Invest in Brent crude up to $102

Today at 11:41 AM 4
Invest in Brent crude up to $102

Brent prices were stuck in a flat trend for the past week. The reason? It’s the same old US-Iran peace talks and market concerns about a swift resolution to the Middle East conflict. Another factor that influenced quotes was the suspension of oil loading at a terminal in Oman after a drone attack. This incident has once again heightened fears about stability in the region.


At the same time, the Energy Information Administration (EIA) reported a decline in US crude inventories due to strong export figures and active refining—one more tailwind for prices. On the flip side, we have the Organization of Petroleum Exporting Countries and its allies (OPEC+) with their intention to boost production targets by 188,000 barrels per day (bpd) in July. The group creates a visible bump in the rally road, but the market continues to look past it, focusing on supply disruptions.


OPEC has maintained its global oil demand outlook for 2026 at around 1.2 million bpd, seeing no reason to revise current consumption levels. However, the combination of expensive fuel, weakness in some economic segments, and overall uncertainty could throw a wrench into Brent’s rally.


In general, the fundamental picture remains moderately bullish, as does the technical setup.

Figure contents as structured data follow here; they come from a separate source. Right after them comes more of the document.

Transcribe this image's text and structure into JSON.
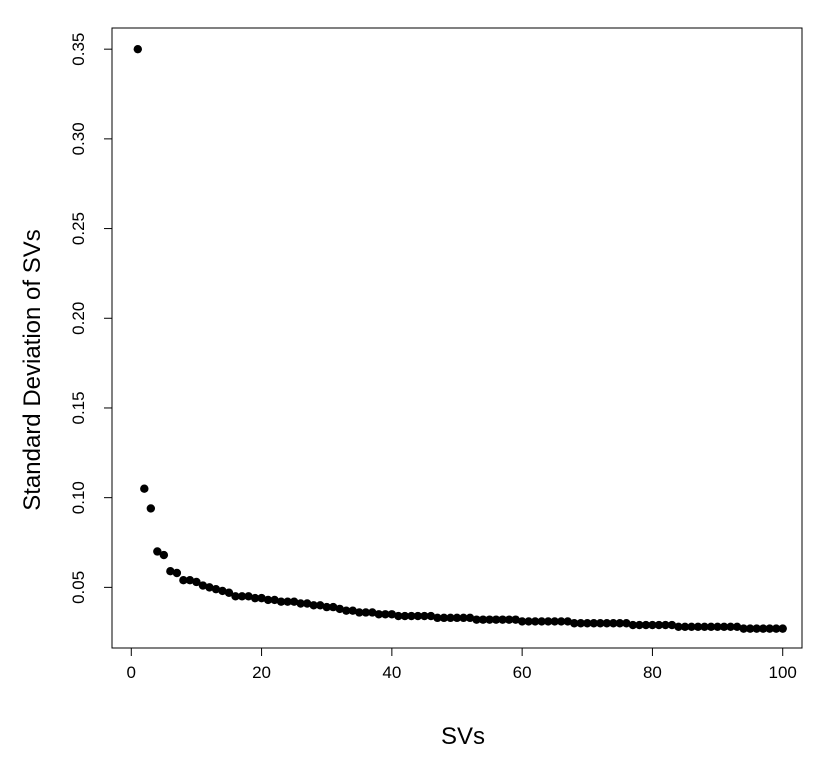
{
  "chart_data": {
    "type": "scatter",
    "title": "",
    "xlabel": "SVs",
    "ylabel": "Standard Deviation of SVs",
    "xlim": [
      -2.96,
      102.96
    ],
    "ylim": [
      0.0162,
      0.3618
    ],
    "x_ticks": [
      0,
      20,
      40,
      60,
      80,
      100
    ],
    "x_tick_labels": [
      "0",
      "20",
      "40",
      "60",
      "80",
      "100"
    ],
    "y_ticks": [
      0.05,
      0.1,
      0.15,
      0.2,
      0.25,
      0.3,
      0.35
    ],
    "y_tick_labels": [
      "0.05",
      "0.10",
      "0.15",
      "0.20",
      "0.25",
      "0.30",
      "0.35"
    ],
    "grid": false,
    "legend": "none",
    "point_color": "#000000",
    "series": [
      {
        "x": [
          1,
          2,
          3,
          4,
          5,
          6,
          7,
          8,
          9,
          10,
          11,
          12,
          13,
          14,
          15,
          16,
          17,
          18,
          19,
          20,
          21,
          22,
          23,
          24,
          25,
          26,
          27,
          28,
          29,
          30,
          31,
          32,
          33,
          34,
          35,
          36,
          37,
          38,
          39,
          40,
          41,
          42,
          43,
          44,
          45,
          46,
          47,
          48,
          49,
          50,
          51,
          52,
          53,
          54,
          55,
          56,
          57,
          58,
          59,
          60,
          61,
          62,
          63,
          64,
          65,
          66,
          67,
          68,
          69,
          70,
          71,
          72,
          73,
          74,
          75,
          76,
          77,
          78,
          79,
          80,
          81,
          82,
          83,
          84,
          85,
          86,
          87,
          88,
          89,
          90,
          91,
          92,
          93,
          94,
          95,
          96,
          97,
          98,
          99,
          100
        ],
        "y": [
          0.35,
          0.105,
          0.094,
          0.07,
          0.068,
          0.059,
          0.058,
          0.054,
          0.054,
          0.053,
          0.051,
          0.05,
          0.049,
          0.048,
          0.047,
          0.045,
          0.045,
          0.045,
          0.044,
          0.044,
          0.043,
          0.043,
          0.042,
          0.042,
          0.042,
          0.041,
          0.041,
          0.04,
          0.04,
          0.039,
          0.039,
          0.038,
          0.037,
          0.037,
          0.036,
          0.036,
          0.036,
          0.035,
          0.035,
          0.035,
          0.034,
          0.034,
          0.034,
          0.034,
          0.034,
          0.034,
          0.033,
          0.033,
          0.033,
          0.033,
          0.033,
          0.033,
          0.032,
          0.032,
          0.032,
          0.032,
          0.032,
          0.032,
          0.032,
          0.031,
          0.031,
          0.031,
          0.031,
          0.031,
          0.031,
          0.031,
          0.031,
          0.03,
          0.03,
          0.03,
          0.03,
          0.03,
          0.03,
          0.03,
          0.03,
          0.03,
          0.029,
          0.029,
          0.029,
          0.029,
          0.029,
          0.029,
          0.029,
          0.028,
          0.028,
          0.028,
          0.028,
          0.028,
          0.028,
          0.028,
          0.028,
          0.028,
          0.028,
          0.027,
          0.027,
          0.027,
          0.027,
          0.027,
          0.027,
          0.027
        ]
      }
    ]
  }
}
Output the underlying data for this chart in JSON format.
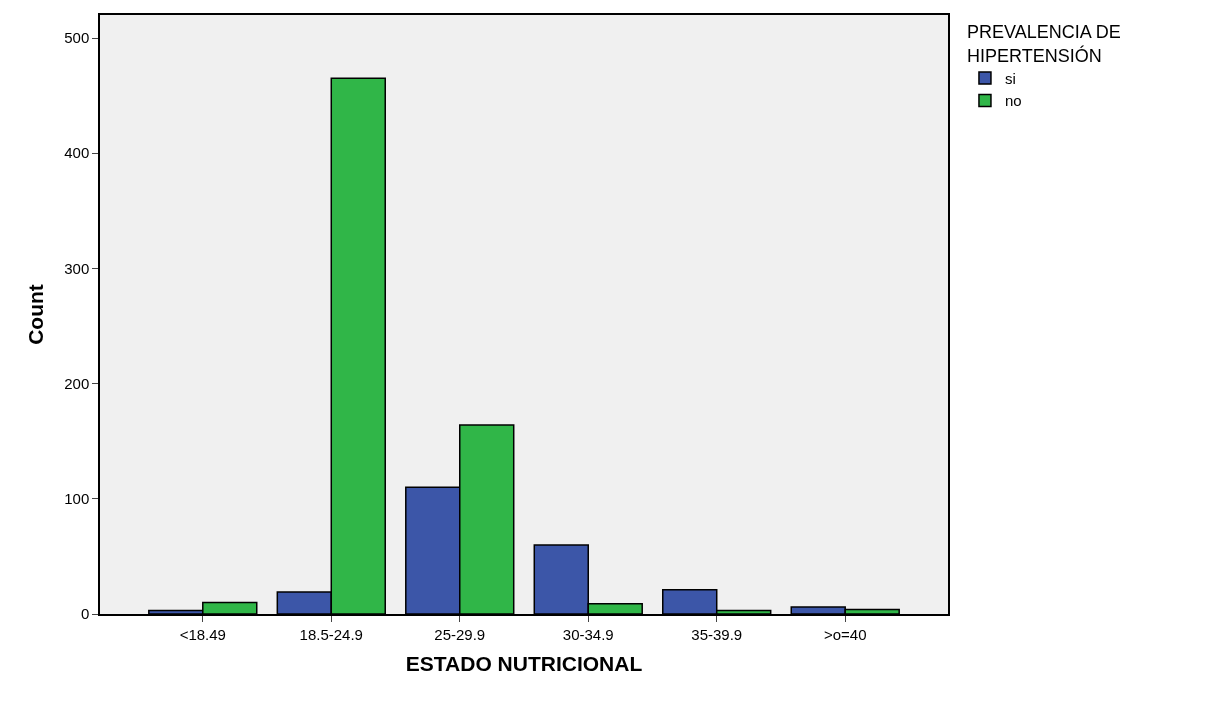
{
  "chart_data": {
    "type": "bar",
    "xlabel": "ESTADO NUTRICIONAL",
    "ylabel": "Count",
    "legend_title": "PREVALENCIA DE\nHIPERTENSIÓN",
    "categories": [
      "<18.49",
      "18.5-24.9",
      "25-29.9",
      "30-34.9",
      "35-39.9",
      ">o=40"
    ],
    "series": [
      {
        "name": "si",
        "color": "#3c56a8",
        "values": [
          3,
          19,
          110,
          60,
          21,
          6
        ]
      },
      {
        "name": "no",
        "color": "#30b648",
        "values": [
          10,
          465,
          164,
          9,
          3,
          4
        ]
      }
    ],
    "ylim": [
      0,
      520
    ],
    "yticks": [
      0,
      100,
      200,
      300,
      400,
      500
    ],
    "grid": false,
    "legend": "top right"
  }
}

After reaching the lower boundary of the flat channel, quotes have begun an upward move, with $102.00 per barrel in sight.


The final recommendation:

— Buy Brent crude at the current price, aiming for $102.00 within one week.

— Place a Stop Loss order at $95.80, just below support, to protect against the risk of the market moving in the opposite direction.

This content is for informational purposes only and is not intended to be investing advice.